While ChatGPT previously allowed users to create images from text prompts, it did so by routing them to another, separate OpenAI model, DALL-E 3.
But OpenAI’s GPT-4o model is so named with an “o” because it is an “omni” model — the company trained it not only on text and code, but also on imagery and presumably, video and audio as well, allowing it to be able to understand all these forms of media and their similarities and differences, conceive of ideas across them (an “apple” is not just a word, but also something that can be drawn as a red or yellow or green fruit), and accurately produce said media given text prompts by a user without connecting to any external models.
As a consequence, like rival Google AI Studio’s recent update to include a Gemini 2.0 Flash experimental image creation model, the new OpenAI GPT-4o can also accept image uploads of any pre-existing image in your camera roll or that you’ve screenshotted or saved off the web.
How to use ChatGPT to make Studio Ghibli-style images (and change or transfer any image into any style!)

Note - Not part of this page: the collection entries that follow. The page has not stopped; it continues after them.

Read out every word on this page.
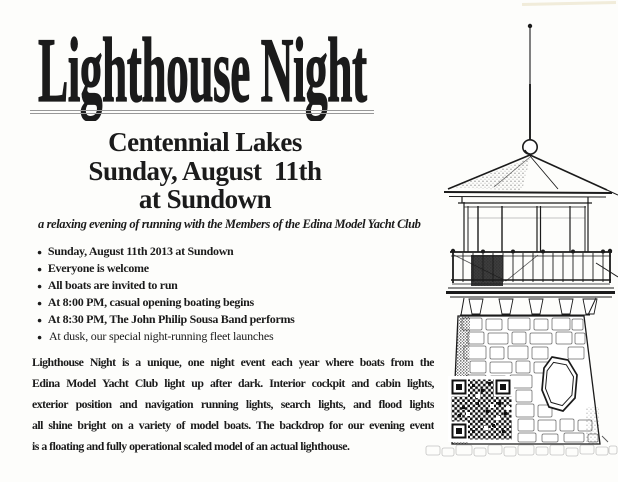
Lighthouse Night
Centennial Lakes
Sunday, August  11th
at Sundown
a relaxing evening of running with the Members of the Edina Model Yacht Club
● Sunday, August 11th 2013 at Sundown
● Everyone is welcome
● All boats are invited to run
● At 8:00 PM, casual opening boating begins
● At 8:30 PM, The John Philip Sousa Band performs
● At dusk, our special night-running fleet launches
Lighthouse Night is a unique, one night event each year where boats from the
Edina Model Yacht Club light up after dark. Interior cockpit and cabin lights,
exterior position and navigation running lights, search lights, and flood lights
all shine bright on a variety of model boats. The backdrop for our evening event
is a floating and fully operational scaled model of an actual lighthouse.
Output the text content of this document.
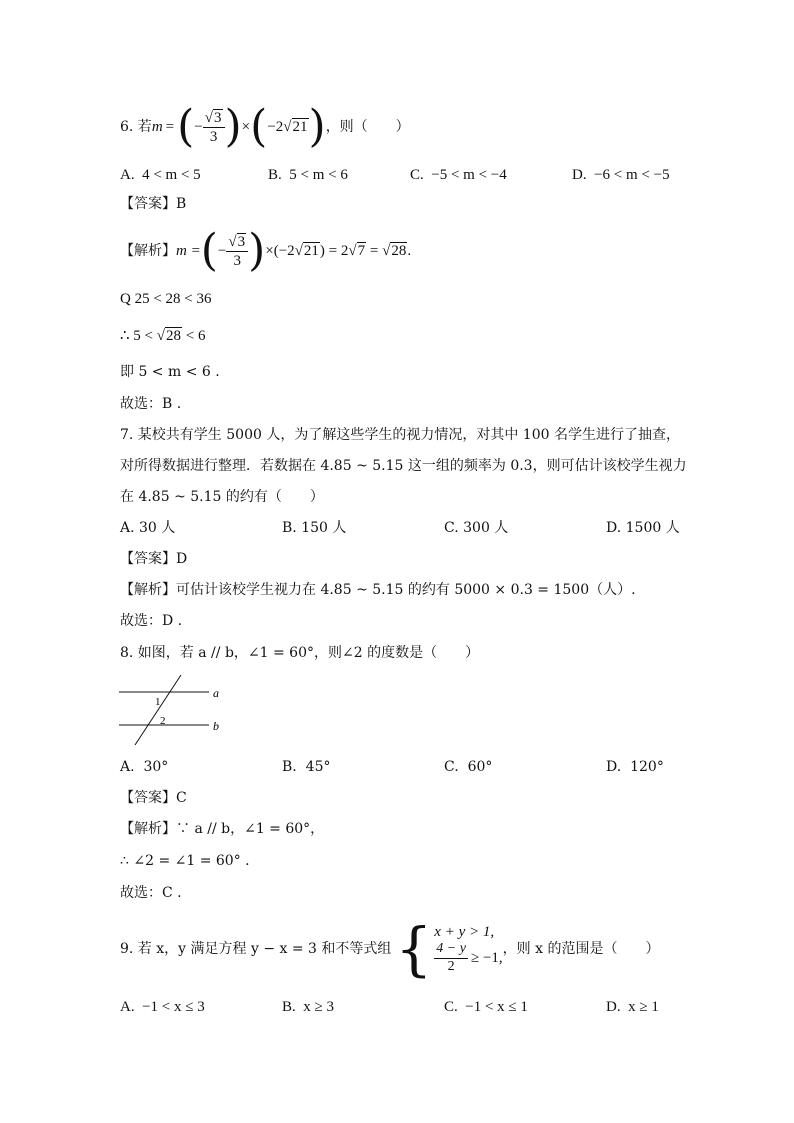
6. 若 m = ( − $\frac{√3}{3}$ ) × ( −2 √21 ) ，则（　　）
A. 4 < m < 5	B. 5 < m < 6	C. −5 < m < −4	D. −6 < m < −5
【答案】B
【解析】 m = ( − $\frac{√3}{3}$ ) ×(−2 √21 ) = 2 √7 = √28 .
Q 25 < 28 < 36
∴ 5 < √28 < 6
即 5 < m < 6 .
故选：B .
7. 某校共有学生 5000 人，为了解这些学生的视力情况，对其中 100 名学生进行了抽查，
对所得数据进行整理．若数据在 4.85 ~ 5.15 这一组的频率为 0.3，则可估计该校学生视力
在 4.85 ~ 5.15 的约有（　　）
A. 30 人	B. 150 人	C. 300 人	D. 1500 人
【答案】D
【解析】可估计该校学生视力在 4.85 ~ 5.15 的约有 5000 × 0.3 = 1500（人）.
故选：D .
8. 如图，若 a // b，∠1 = 60°，则∠2 的度数是（　　）
a
b
1
2
A. 30°	B. 45°	C. 60°	D. 120°
【答案】C
【解析】∵ a // b，∠1 = 60°，
∴ ∠2 = ∠1 = 60° .
故选：C .
9. 若 x，y 满足方程 y − x = 3 和不等式组 { x + y > 1,
$\frac{4 - y}{2} \ge -1$,
，则 x 的范围是（　　）
A. −1 < x ≤ 3	B. x ≥ 3	C. −1 < x ≤ 1	D. x ≥ 1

First, navigate to Chat.com or ChatGPT.com and ensure you’re logged in with your ChatGPT Plus, Pro, or Team account and that the AI model selector (located in the left corner of the session window) is showing “GPT-4o” as the chosen model (you can click it to drop down and select the proper model between the available options).

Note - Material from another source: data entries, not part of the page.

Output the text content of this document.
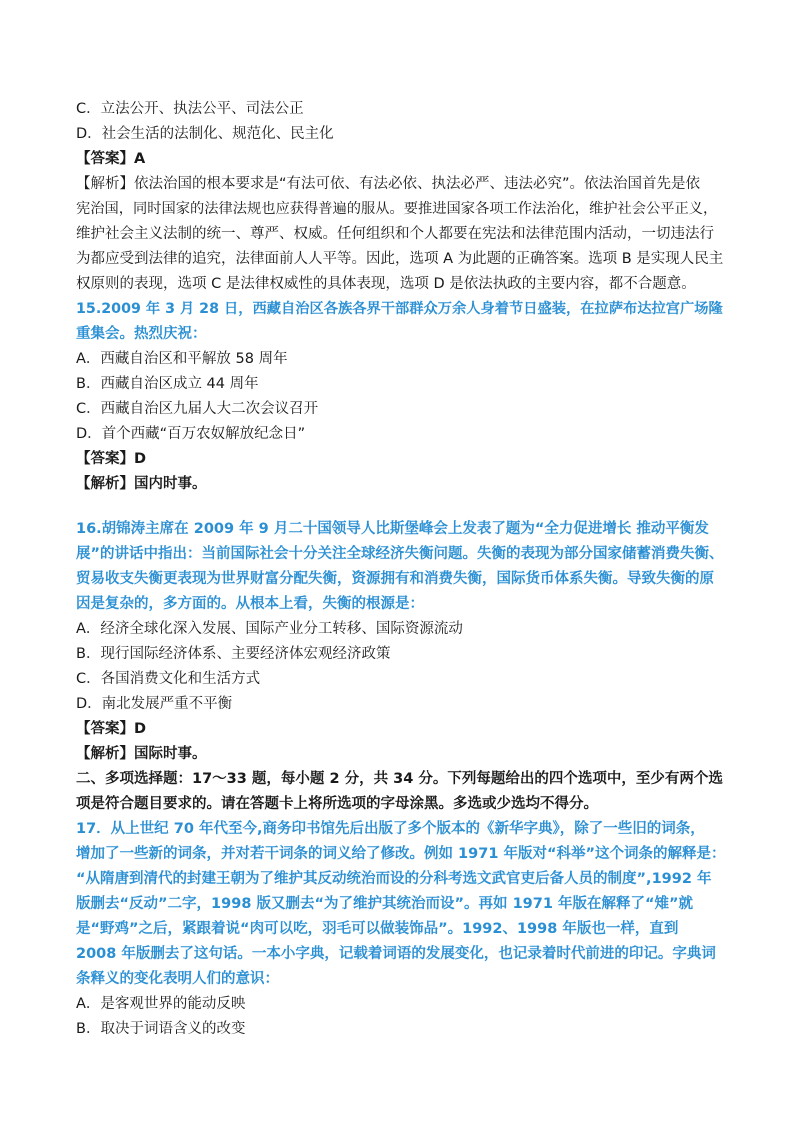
C．立法公开、执法公平、司法公正
D．社会生活的法制化、规范化、民主化
【答案】A
【解析】依法治国的根本要求是“有法可依、有法必依、执法必严、违法必究”。依法治国首先是依
宪治国，同时国家的法律法规也应获得普遍的服从。要推进国家各项工作法治化，维护社会公平正义，
维护社会主义法制的统一、尊严、权威。任何组织和个人都要在宪法和法律范围内活动，一切违法行
为都应受到法律的追究，法律面前人人平等。因此，选项 A 为此题的正确答案。选项 B 是实现人民主
权原则的表现，选项 C 是法律权威性的具体表现，选项 D 是依法执政的主要内容，都不合题意。
15.2009 年 3 月 28 日，西藏自治区各族各界干部群众万余人身着节日盛装，在拉萨布达拉宫广场隆
重集会。热烈庆祝：
A．西藏自治区和平解放 58 周年
B．西藏自治区成立 44 周年
C．西藏自治区九届人大二次会议召开
D．首个西藏“百万农奴解放纪念日”
【答案】D
【解析】国内时事。
16.胡锦涛主席在 2009 年 9 月二十国领导人比斯堡峰会上发表了题为“全力促进增长 推动平衡发
展”的讲话中指出：当前国际社会十分关注全球经济失衡问题。失衡的表现为部分国家储蓄消费失衡、
贸易收支失衡更表现为世界财富分配失衡，资源拥有和消费失衡，国际货币体系失衡。导致失衡的原
因是复杂的，多方面的。从根本上看，失衡的根源是：
A．经济全球化深入发展、国际产业分工转移、国际资源流动
B．现行国际经济体系、主要经济体宏观经济政策
C．各国消费文化和生活方式
D．南北发展严重不平衡
【答案】D
【解析】国际时事。
二、多项选择题：17～33 题，每小题 2 分，共 34 分。下列每题给出的四个选项中，至少有两个选
项是符合题目要求的。请在答题卡上将所选项的字母涂黑。多选或少选均不得分。
17．从上世纪 70 年代至今,商务印书馆先后出版了多个版本的《新华字典》，除了一些旧的词条，
增加了一些新的词条，并对若干词条的词义给了修改。例如 1971 年版对“科举”这个词条的解释是：
“从隋唐到清代的封建王朝为了维护其反动统治而设的分科考选文武官吏后备人员的制度”,1992 年
版删去“反动”二字，1998 版又删去“为了维护其统治而设”。再如 1971 年版在解释了“雉”就
是“野鸡”之后，紧跟着说“肉可以吃，羽毛可以做装饰品”。1992、1998 年版也一样，直到
2008 年版删去了这句话。一本小字典，记载着词语的发展变化，也记录着时代前进的印记。字典词
条释义的变化表明人们的意识：
A．是客观世界的能动反映
B．取决于词语含义的改变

Once you do that, you can upload an image to ChatGPT using the “+” button in the lower left hand corner of the prompt entry text box, you can now ask the new GPT-4o with image creation model to render your pre-existing image in a new style.

If you want, you can try it by uploading a photo of yourself and friends and typing “make all these people in the style of a Studio Ghibli animation.” And after a few seconds, it will do so with some pretty convincing and amusing results. It even supports attaching multiple images and combining them into a single piece.

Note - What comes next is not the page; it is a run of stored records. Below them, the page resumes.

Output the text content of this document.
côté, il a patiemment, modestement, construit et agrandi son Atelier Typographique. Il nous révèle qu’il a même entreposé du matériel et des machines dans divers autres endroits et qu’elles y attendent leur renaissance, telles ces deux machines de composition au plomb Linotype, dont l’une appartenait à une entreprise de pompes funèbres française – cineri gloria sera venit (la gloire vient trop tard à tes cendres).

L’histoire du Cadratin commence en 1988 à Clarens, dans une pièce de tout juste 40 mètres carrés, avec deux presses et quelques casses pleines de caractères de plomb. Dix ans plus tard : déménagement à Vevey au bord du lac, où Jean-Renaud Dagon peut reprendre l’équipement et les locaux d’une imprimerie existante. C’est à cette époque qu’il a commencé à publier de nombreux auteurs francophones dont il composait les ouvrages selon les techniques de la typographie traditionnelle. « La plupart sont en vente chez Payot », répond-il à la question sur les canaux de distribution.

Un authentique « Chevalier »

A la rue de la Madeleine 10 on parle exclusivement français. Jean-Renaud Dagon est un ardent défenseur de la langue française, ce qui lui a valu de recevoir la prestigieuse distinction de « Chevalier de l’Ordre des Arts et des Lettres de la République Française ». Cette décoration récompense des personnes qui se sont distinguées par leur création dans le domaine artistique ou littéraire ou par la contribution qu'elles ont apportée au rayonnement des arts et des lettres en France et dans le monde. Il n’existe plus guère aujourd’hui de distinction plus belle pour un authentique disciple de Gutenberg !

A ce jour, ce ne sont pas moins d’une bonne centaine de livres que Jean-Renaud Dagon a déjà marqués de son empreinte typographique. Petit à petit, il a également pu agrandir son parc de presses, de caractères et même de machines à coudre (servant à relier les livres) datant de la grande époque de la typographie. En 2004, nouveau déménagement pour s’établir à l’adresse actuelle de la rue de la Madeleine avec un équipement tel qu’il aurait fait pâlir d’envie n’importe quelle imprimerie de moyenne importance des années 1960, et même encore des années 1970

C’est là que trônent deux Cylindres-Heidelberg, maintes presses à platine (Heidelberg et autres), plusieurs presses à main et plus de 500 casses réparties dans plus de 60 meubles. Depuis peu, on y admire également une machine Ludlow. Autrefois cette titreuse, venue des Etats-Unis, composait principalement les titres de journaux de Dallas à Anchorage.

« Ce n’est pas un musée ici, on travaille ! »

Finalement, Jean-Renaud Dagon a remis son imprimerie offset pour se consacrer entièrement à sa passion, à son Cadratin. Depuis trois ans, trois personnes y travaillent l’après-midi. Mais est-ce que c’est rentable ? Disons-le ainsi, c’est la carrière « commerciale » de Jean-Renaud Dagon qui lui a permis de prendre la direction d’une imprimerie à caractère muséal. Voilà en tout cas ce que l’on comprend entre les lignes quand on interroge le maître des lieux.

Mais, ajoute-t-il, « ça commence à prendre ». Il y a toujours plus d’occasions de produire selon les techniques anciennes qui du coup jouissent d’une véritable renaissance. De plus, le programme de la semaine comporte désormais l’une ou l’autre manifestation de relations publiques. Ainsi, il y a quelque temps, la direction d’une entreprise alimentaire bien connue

ChatGPT free tier usage delayed
OpenAI initially said it would also enable this feature for free (non-paying users of ChatGPT), but unfortunately for them, co-founder and CEO Sam Altman today posted that the feature will be delayed due to the overwhelming demand by existing paying subscribers to ChatGPT Plus, Pro, and Team tiers.
As he wrote on X:
“images in chatgpt are wayyyy more popular than we expected (and we had pretty high expectations).
rollout to our free tier is unfortunately going to be delayed for awhile.“
Meanwhile, those who do have access will likely continue cranking out image edits in this and other recognizable or novel styles.
Of course, not everyone is a fan of OpenAI’s work here. In fact, Studio Ghibli creator Hayao Miyazaki himself appeared in a documentary back in 2016 — and one of the most memorable moments from it still referenced to this day is him reacting with overwhelming disgust and revulsion to an early example of AI-powered animation and physics by, you guessed it, an OpenAI model.
As with many generative AI products and services, OpenAI’s training data for this new image generation capability remains under wraps, but is widely speculated to contain copyrighted material — and while imitating a style is generally not considered copyright infringement in the U.S., it is rubbing some fans of the original animation the wrong way.
For now, those brands and enterprises looking to play with this style should do so with caution and after serious consideration, given the possible negative blowback among some users. But for those who are unabashedly pro-AI tools or with more forgiving and fun-loving fanbases, it’s clear that OpenAI has yet another hit on its hands.